Artist Jeremy Hutchison took the idea of trash on your doorstep one step further when he became a “monster of post-consumer imperialism” in the form of a suffocating 8ft textile zombie called Dead White Man. It was a collaboration with The Or Foundation about the Ghanaian phrase obroni wawu, meaning dead white man’s clothing. This is how the traders of the Kantamanto market refer to their stock of cast-offs from the global north.
In September, Clare Press, in her latest book, Wear Next, stated that over-production and hyperspeed are two of the fashion industry’s biggest problems. In its annual Fashion Transparency Index, Fashion Revolution reported that 88 percent of significant fashion brands still do not disclose yearly production volumes. According to the Index, globally, the system has enough clothing to clothe the next six generations.
This year was also the year European legislation started to dig in to regulate fast fashion. In December, the European Parliament agreed to ban the destruction of unsold clothing, accessories, and footwear as part of its new “eco-design” framework. It will also see clothing given a Digital Product Passport. Expected to come into force in 2026, a QR code will provide shoppers with greater transparency over the materials and manufacturers and even tips on repairing their items. Without regulation, brands are still not taking responsibility for their products, the materials they use, and their supply chains. Legislation will start to push them into taking collective action.

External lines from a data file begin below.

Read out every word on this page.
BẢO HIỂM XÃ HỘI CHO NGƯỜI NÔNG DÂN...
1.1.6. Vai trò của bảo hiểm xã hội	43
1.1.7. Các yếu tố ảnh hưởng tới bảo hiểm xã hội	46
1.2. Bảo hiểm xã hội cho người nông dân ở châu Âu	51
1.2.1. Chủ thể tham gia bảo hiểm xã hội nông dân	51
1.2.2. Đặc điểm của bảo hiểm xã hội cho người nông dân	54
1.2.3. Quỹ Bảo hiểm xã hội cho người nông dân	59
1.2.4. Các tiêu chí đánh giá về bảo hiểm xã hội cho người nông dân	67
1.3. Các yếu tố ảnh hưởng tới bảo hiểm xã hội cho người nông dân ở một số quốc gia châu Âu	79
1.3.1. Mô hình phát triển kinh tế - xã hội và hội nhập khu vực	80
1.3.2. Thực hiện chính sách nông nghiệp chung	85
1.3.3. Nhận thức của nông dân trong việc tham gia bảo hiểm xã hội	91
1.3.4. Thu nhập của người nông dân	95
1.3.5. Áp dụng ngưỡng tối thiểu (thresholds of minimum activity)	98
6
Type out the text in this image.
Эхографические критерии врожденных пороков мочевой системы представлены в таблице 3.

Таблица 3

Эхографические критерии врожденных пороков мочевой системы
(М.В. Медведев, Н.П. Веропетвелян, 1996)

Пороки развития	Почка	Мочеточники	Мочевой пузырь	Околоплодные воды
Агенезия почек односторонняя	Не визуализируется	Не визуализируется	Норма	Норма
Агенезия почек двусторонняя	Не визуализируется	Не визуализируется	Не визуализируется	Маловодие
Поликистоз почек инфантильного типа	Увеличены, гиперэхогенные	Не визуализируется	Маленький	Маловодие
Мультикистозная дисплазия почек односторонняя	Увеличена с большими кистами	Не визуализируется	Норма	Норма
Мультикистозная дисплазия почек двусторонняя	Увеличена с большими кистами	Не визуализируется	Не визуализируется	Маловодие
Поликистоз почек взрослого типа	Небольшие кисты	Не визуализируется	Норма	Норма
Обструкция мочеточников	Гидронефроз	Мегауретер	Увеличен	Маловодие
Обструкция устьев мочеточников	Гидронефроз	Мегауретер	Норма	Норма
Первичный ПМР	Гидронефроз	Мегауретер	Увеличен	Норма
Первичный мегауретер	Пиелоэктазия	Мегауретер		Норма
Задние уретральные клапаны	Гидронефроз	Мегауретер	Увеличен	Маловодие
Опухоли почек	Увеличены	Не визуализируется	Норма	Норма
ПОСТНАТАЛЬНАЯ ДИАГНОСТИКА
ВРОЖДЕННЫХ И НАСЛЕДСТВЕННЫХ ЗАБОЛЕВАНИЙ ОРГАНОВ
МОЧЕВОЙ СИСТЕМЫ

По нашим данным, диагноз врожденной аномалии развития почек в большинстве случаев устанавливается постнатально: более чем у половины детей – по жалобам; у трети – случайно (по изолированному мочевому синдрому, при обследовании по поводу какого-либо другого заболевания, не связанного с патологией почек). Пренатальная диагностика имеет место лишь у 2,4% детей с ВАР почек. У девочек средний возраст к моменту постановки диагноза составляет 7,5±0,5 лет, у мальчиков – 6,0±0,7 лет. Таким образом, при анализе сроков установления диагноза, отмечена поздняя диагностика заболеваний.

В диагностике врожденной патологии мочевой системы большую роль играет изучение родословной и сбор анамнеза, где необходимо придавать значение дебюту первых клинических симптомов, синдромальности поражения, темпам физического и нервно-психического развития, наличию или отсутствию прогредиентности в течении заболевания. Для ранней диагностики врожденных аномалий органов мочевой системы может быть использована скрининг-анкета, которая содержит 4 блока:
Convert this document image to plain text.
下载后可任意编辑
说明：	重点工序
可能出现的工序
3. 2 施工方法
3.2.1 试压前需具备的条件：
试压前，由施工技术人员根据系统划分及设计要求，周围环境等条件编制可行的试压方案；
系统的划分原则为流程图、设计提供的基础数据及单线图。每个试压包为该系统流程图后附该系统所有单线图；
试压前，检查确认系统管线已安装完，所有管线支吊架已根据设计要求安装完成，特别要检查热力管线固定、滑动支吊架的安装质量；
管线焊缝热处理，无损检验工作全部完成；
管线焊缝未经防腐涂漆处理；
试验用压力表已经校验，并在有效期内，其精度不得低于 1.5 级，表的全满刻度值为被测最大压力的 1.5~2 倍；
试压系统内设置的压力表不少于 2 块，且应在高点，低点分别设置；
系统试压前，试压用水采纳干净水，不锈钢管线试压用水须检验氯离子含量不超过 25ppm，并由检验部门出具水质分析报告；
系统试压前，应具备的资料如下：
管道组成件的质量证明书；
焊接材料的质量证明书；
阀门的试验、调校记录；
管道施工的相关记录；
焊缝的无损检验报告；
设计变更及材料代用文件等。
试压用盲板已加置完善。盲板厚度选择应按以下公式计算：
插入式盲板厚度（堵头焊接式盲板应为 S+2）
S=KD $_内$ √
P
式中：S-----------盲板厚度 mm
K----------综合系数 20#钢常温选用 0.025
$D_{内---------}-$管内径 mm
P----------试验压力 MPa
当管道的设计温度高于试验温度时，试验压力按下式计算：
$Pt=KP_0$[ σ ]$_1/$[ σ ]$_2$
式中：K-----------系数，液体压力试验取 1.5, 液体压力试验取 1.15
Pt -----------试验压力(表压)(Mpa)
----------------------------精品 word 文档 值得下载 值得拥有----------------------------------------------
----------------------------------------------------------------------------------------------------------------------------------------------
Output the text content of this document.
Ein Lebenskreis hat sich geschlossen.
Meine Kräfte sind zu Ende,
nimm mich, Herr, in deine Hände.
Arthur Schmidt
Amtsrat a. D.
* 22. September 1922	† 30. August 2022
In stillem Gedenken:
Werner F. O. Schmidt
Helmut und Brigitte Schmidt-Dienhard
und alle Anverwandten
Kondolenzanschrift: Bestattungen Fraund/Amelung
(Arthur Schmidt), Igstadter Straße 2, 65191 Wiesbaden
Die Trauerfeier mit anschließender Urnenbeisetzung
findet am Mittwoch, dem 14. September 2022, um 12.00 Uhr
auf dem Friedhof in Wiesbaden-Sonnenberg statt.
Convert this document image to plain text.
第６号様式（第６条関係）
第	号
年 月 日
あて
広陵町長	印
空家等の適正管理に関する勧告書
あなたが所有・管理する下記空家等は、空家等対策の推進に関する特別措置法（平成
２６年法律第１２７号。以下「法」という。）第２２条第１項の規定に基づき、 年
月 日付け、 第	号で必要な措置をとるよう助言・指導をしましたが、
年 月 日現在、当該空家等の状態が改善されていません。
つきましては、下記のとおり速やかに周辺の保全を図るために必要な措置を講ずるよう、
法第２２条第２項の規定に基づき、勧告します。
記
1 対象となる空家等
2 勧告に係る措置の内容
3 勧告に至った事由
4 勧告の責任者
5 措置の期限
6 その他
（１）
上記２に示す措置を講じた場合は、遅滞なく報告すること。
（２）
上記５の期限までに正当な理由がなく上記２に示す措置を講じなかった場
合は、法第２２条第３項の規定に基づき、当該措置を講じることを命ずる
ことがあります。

The year 2023 has also seen the continued exploitation of garment workers around the world. The year marked ten years since the Rana Plaza factory disaster that killed 1,134 people, with at least another 2,000 injured when the factory in Dhaka, Bangladesh, collapsed. In December, more than 50 brands signed up for the newly extended International Accord, contributing to safer working conditions for more than 2 million garment factory workers in Bangladesh, with 48 signing up for the Bangladesh Safety Agreement and 88 for the more recent Pakistan Accord.
But there continues to be a lack of transparency. In November, a woman in Derbyshire found a Chinese prisoner’s ID card in the sleeve lining of her Regatta coat, raising warnings over modern slavery hidden in supply chains. And poverty pay is still the industry norm. As the Clean Clothes Campaign reported, on 25 June this year, union leader Shahidul Islam was beaten to death for labor rights activism in Tongi, Bangladesh. Ongoing protests against the new minimum wage in Bangladesh resulted in four workers dying in November and at least 115 workers and trade unionists in prison. Maeve Galvin, Fashion Revolution’s global policy and campaigns director, said, “We are so far from workers achieving social justice that it is shameful.”
On a more hopeful note, young people continue to buy their clothes second-hand, online, or at car boot sales. Fast fashion brands see that Depop, Vinted, and eBay are their biggest competitors and have started turning over valuable retail space to second-hand clothing.